Currently the European Union is the largest dairy exporter, with 45 to 50 percent of the market. The United States has only a 10 percent share of the world trade of dairy products; New Zealand holds 22 percent and Australia holds 9 percent.
“Europe is taking its obligations under GATT seriously,” said Dobson, who just completed a study on the Ireland and New Zealand Dairy Boards and the world trade of dairy products.
In the Uruguay round of the General Agreement on Tariffs and Trade, the European Union agreed to reduce export subsidies for cheese, butter and nonfat dry milk. According to Dobson, this will have the greatest impact on world cheese prices because the GATT agreement will require the European Union to reduce subsidized exports of cheese by up to 25 percent by the year 2000.

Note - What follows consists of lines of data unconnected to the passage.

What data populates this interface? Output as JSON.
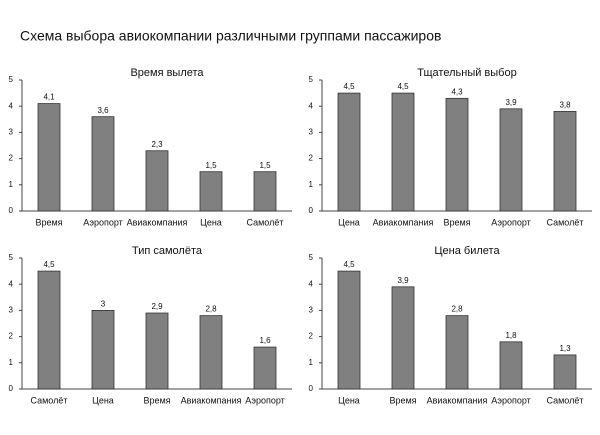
{
  "title": "Схема выбора авиокомпании различными группами пассажиров",
  "chart_data": [
    {
      "type": "bar",
      "title": "Время вылета",
      "categories": [
        "Время",
        "Аэропорт",
        "Авиакомпания",
        "Цена",
        "Самолёт"
      ],
      "values": [
        4.1,
        3.6,
        2.3,
        1.5,
        1.5
      ],
      "value_labels": [
        "4,1",
        "3,6",
        "2,3",
        "1,5",
        "1,5"
      ],
      "color": "#808080",
      "ylim": [
        0,
        5
      ],
      "yticks": [
        0,
        1,
        2,
        3,
        4,
        5
      ]
    },
    {
      "type": "bar",
      "title": "Тщательный выбор",
      "categories": [
        "Цена",
        "Авиакомпания",
        "Время",
        "Аэропорт",
        "Самолёт"
      ],
      "values": [
        4.5,
        4.5,
        4.3,
        3.9,
        3.8
      ],
      "value_labels": [
        "4,5",
        "4,5",
        "4,3",
        "3,9",
        "3,8"
      ],
      "color": "#808080",
      "ylim": [
        0,
        5
      ],
      "yticks": [
        0,
        1,
        2,
        3,
        4,
        5
      ]
    },
    {
      "type": "bar",
      "title": "Тип самолёта",
      "categories": [
        "Самолёт",
        "Цена",
        "Время",
        "Авиакомпания",
        "Аэропорт"
      ],
      "values": [
        4.5,
        3,
        2.9,
        2.8,
        1.6
      ],
      "value_labels": [
        "4,5",
        "3",
        "2,9",
        "2,8",
        "1,6"
      ],
      "color": "#808080",
      "ylim": [
        0,
        5
      ],
      "yticks": [
        0,
        1,
        2,
        3,
        4,
        5
      ]
    },
    {
      "type": "bar",
      "title": "Цена билета",
      "categories": [
        "Цена",
        "Время",
        "Авиакомпания",
        "Аэропорт",
        "Самолёт"
      ],
      "values": [
        4.5,
        3.9,
        2.8,
        1.8,
        1.3
      ],
      "value_labels": [
        "4,5",
        "3,9",
        "2,8",
        "1,8",
        "1,3"
      ],
      "color": "#808080",
      "ylim": [
        0,
        5
      ],
      "yticks": [
        0,
        1,
        2,
        3,
        4,
        5
      ]
    }
  ]
}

However, the lower European cheese exports will be partially offset by other developments in world markets. “Australia and New Zealand will increase cheese exports by about as much as the European Union reduces the amount of subsidized cheese that it puts on the world market,” Dobson said.
“GATT undoubtedly put agriculture on the path to freer trade,” said Dobson. “Major developments in the free trade negotiations will happen in the next round of the World Trade Organization negotiations.”

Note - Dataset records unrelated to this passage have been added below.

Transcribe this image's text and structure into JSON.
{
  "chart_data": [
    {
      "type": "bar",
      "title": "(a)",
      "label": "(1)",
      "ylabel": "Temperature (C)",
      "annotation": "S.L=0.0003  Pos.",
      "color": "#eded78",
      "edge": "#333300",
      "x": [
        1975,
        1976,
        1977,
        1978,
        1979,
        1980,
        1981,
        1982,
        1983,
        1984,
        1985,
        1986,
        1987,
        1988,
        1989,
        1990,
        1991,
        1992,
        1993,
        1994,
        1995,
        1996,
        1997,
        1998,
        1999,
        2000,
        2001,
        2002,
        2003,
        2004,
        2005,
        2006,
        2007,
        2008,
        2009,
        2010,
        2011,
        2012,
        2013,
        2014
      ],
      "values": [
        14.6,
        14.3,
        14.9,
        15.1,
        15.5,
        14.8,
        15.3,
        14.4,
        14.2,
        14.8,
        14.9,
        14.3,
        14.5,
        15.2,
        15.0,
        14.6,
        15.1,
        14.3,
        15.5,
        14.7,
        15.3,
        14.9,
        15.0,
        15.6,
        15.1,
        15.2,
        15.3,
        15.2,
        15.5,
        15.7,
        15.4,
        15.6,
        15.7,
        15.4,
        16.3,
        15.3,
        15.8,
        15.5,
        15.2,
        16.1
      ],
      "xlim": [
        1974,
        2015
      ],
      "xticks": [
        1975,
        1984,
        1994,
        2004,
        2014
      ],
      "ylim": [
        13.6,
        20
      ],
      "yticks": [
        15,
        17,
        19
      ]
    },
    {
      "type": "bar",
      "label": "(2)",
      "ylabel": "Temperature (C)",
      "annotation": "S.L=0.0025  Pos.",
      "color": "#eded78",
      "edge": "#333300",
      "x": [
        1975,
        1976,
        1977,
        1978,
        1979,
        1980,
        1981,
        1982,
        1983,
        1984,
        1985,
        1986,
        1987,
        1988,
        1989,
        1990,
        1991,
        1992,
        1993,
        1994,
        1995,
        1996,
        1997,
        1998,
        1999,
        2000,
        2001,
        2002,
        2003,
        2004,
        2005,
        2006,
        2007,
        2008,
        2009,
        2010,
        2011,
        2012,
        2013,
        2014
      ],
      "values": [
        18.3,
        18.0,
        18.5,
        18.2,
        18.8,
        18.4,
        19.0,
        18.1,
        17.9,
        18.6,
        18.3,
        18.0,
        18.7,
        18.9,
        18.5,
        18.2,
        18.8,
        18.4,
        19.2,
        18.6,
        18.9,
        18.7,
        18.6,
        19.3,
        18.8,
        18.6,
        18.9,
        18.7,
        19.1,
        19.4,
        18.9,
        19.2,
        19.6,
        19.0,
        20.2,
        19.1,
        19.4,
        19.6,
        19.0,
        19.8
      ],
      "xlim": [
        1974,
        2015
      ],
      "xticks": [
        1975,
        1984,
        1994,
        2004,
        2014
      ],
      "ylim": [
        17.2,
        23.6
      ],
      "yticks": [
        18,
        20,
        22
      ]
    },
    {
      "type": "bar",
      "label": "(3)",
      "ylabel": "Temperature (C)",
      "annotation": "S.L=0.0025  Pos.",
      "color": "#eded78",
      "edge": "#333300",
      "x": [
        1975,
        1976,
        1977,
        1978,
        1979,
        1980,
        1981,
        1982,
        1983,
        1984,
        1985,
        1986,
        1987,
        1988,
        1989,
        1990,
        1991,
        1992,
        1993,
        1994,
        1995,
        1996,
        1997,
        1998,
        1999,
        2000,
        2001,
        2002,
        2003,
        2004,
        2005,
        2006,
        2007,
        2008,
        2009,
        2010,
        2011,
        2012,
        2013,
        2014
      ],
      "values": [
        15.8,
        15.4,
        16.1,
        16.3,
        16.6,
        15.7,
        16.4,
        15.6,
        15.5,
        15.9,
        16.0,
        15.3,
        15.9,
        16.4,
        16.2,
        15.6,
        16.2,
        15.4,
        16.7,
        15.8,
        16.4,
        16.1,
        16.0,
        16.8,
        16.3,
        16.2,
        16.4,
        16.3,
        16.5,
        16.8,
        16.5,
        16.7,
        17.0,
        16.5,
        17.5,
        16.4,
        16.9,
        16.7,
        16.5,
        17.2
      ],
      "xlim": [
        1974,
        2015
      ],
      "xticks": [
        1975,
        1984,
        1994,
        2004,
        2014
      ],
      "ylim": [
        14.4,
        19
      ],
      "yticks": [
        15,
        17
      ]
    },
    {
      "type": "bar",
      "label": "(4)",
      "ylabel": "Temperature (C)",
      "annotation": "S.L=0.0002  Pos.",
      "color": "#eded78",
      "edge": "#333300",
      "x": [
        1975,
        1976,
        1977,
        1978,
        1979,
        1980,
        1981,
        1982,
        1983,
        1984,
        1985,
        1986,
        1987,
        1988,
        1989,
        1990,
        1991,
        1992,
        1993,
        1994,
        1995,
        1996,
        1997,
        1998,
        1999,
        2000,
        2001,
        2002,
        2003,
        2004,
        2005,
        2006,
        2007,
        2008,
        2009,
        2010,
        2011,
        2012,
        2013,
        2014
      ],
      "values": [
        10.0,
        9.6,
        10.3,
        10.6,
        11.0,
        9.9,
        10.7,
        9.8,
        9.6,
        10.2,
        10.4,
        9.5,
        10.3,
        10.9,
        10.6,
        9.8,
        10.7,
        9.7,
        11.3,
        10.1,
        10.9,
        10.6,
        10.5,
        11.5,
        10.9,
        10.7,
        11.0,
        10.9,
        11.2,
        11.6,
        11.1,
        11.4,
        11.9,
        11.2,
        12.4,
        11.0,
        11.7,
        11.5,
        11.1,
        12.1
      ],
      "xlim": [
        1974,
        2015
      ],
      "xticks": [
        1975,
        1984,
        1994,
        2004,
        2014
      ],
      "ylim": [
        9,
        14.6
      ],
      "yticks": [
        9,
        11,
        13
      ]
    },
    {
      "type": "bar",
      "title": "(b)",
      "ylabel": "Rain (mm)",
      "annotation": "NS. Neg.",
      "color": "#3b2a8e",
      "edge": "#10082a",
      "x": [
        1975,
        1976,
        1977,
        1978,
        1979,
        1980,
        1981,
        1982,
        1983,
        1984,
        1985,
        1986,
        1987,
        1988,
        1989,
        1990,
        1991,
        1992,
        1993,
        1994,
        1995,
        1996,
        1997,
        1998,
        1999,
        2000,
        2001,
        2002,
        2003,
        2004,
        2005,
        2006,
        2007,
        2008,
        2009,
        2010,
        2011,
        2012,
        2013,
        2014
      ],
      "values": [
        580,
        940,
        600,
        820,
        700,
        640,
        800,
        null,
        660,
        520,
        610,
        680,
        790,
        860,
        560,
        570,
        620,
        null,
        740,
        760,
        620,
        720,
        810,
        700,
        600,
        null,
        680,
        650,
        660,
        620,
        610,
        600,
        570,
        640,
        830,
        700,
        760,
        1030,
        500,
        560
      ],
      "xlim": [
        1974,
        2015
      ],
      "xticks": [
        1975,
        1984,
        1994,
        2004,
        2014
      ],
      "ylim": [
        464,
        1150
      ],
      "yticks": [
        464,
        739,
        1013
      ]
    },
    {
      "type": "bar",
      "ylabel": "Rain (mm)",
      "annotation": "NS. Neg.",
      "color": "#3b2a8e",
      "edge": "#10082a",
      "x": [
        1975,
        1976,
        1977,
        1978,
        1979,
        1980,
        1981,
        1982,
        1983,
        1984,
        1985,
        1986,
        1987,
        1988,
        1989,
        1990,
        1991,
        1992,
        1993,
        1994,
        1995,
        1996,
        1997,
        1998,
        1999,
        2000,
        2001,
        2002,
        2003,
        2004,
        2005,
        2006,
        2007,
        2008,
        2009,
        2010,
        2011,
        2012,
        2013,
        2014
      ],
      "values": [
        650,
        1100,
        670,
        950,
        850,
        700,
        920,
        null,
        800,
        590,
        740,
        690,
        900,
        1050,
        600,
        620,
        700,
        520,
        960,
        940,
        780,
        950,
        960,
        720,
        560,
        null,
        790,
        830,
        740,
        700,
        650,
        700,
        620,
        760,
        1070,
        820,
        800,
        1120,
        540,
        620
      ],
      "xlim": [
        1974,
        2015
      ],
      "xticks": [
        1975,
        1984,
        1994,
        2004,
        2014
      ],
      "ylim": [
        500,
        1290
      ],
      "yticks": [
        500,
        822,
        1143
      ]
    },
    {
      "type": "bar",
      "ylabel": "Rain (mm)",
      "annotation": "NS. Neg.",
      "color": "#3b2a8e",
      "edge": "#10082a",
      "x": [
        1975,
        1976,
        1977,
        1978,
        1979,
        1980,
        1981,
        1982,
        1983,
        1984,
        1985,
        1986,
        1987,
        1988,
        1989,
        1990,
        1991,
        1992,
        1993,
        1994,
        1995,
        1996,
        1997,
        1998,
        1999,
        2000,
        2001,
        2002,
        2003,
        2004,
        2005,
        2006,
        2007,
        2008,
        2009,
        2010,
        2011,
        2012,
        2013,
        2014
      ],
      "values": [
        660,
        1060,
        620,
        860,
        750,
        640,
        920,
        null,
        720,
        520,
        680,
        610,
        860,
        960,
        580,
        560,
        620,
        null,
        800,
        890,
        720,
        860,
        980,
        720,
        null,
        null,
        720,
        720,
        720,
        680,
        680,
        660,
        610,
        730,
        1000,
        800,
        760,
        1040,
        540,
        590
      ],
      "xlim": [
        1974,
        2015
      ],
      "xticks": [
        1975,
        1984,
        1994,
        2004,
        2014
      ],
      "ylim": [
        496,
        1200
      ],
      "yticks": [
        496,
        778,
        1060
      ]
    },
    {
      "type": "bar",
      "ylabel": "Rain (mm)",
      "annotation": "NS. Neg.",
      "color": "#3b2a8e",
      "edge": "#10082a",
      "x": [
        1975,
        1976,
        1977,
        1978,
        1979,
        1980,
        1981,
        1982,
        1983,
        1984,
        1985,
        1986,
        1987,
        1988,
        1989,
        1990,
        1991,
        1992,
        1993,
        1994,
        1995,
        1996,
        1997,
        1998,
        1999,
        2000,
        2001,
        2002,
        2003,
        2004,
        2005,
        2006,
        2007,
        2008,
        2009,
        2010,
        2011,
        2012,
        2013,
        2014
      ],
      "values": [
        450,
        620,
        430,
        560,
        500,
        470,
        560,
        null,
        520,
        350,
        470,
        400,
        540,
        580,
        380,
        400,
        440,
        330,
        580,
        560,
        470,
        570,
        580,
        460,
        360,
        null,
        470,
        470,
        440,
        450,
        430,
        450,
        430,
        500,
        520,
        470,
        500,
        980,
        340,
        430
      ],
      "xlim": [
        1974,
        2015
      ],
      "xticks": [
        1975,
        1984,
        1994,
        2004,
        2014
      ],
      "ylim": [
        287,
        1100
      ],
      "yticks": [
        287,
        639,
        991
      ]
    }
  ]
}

The World Trade Organization is slated to begin trade negotiations in 1999. As European governments try to reduce debt to join the European monetary union, the EU may have to reduce farm subsidies. This development will cause them to further reduce dairy export subsidies and force the EU to compete at fair prices, reflecting world supply and demand conditions, said Dobson.

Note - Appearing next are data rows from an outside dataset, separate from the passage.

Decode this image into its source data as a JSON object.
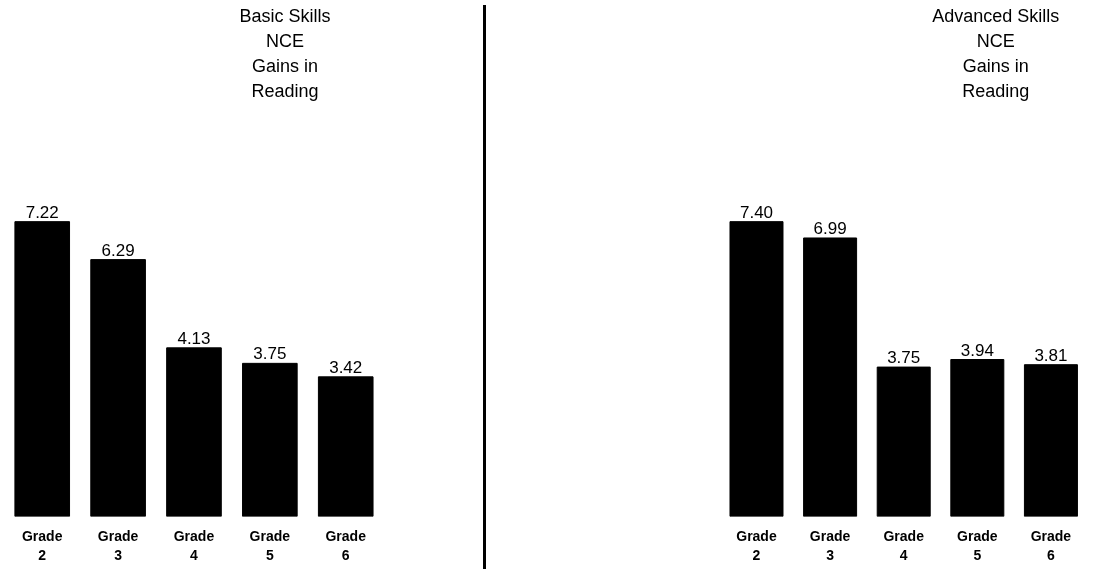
{
  "chart_data": [
    {
      "type": "bar",
      "title": "Basic Skills\nNCE\nGains in\nReading",
      "categories": [
        "Grade 2",
        "Grade 3",
        "Grade 4",
        "Grade 5",
        "Grade 6"
      ],
      "values": [
        7.22,
        6.29,
        4.13,
        3.75,
        3.42
      ],
      "value_labels": [
        "7.22",
        "6.29",
        "4.13",
        "3.75",
        "3.42"
      ],
      "color": "#000000",
      "grid": false
    },
    {
      "type": "bar",
      "title": "Advanced Skills\nNCE\nGains in\nReading",
      "categories": [
        "Grade 2",
        "Grade 3",
        "Grade 4",
        "Grade 5",
        "Grade 6"
      ],
      "values": [
        7.4,
        6.99,
        3.75,
        3.94,
        3.81
      ],
      "value_labels": [
        "7.40",
        "6.99",
        "3.75",
        "3.94",
        "3.81"
      ],
      "color": "#000000",
      "grid": false
    }
  ]
}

U.S. firms will be looking to export dairy products as world prices improve. “The food industry is mature in the United States and there will be a desire for new international markets,” said Dobson.
The United States has a much larger dairy industry than either Australia or New Zealand. “Under some reasonable assumptions Australia and New Zealand can produce a little more than California and Wisconsin combined,” Dobson said.
New Zealand”s dairy expansion is constrained by available land. “If New Zealand relies on domestic supplies, they might be able to expand their world market share 5 to 10 percent more.”
New Zealand, however, does not solely depend on domestic suppliers for dairy products. “When New Zealanders need more product to capture market share they often choose to source products from other countries, such as the United States, Europe and Australia,” said Dobson. “New Zealanders are experienced and skilled world marketers.”
Australia has considerably more expansion potential than New Zealand, said Dobson. “Australia”s southeastern coastal area is where dairy production is located and able to be expanded.”
Australia and New Zealand will offer substantial competition to the United States in future world exporting of dairy products, especially in Asia, which is their targeted market. “The United States will likely be the major exporter to Latin America,” Dobson said.
Dobson”s study was supported by the Babcock Institute, a collaborative effort by the College of Agricultural and Life Sciences, the School of Veterinary Medicine, and the University of Wisconsin-Extension. The Babcock Institute provides information exchange between the Wisconsin dairy industry and dairy producers worldwide.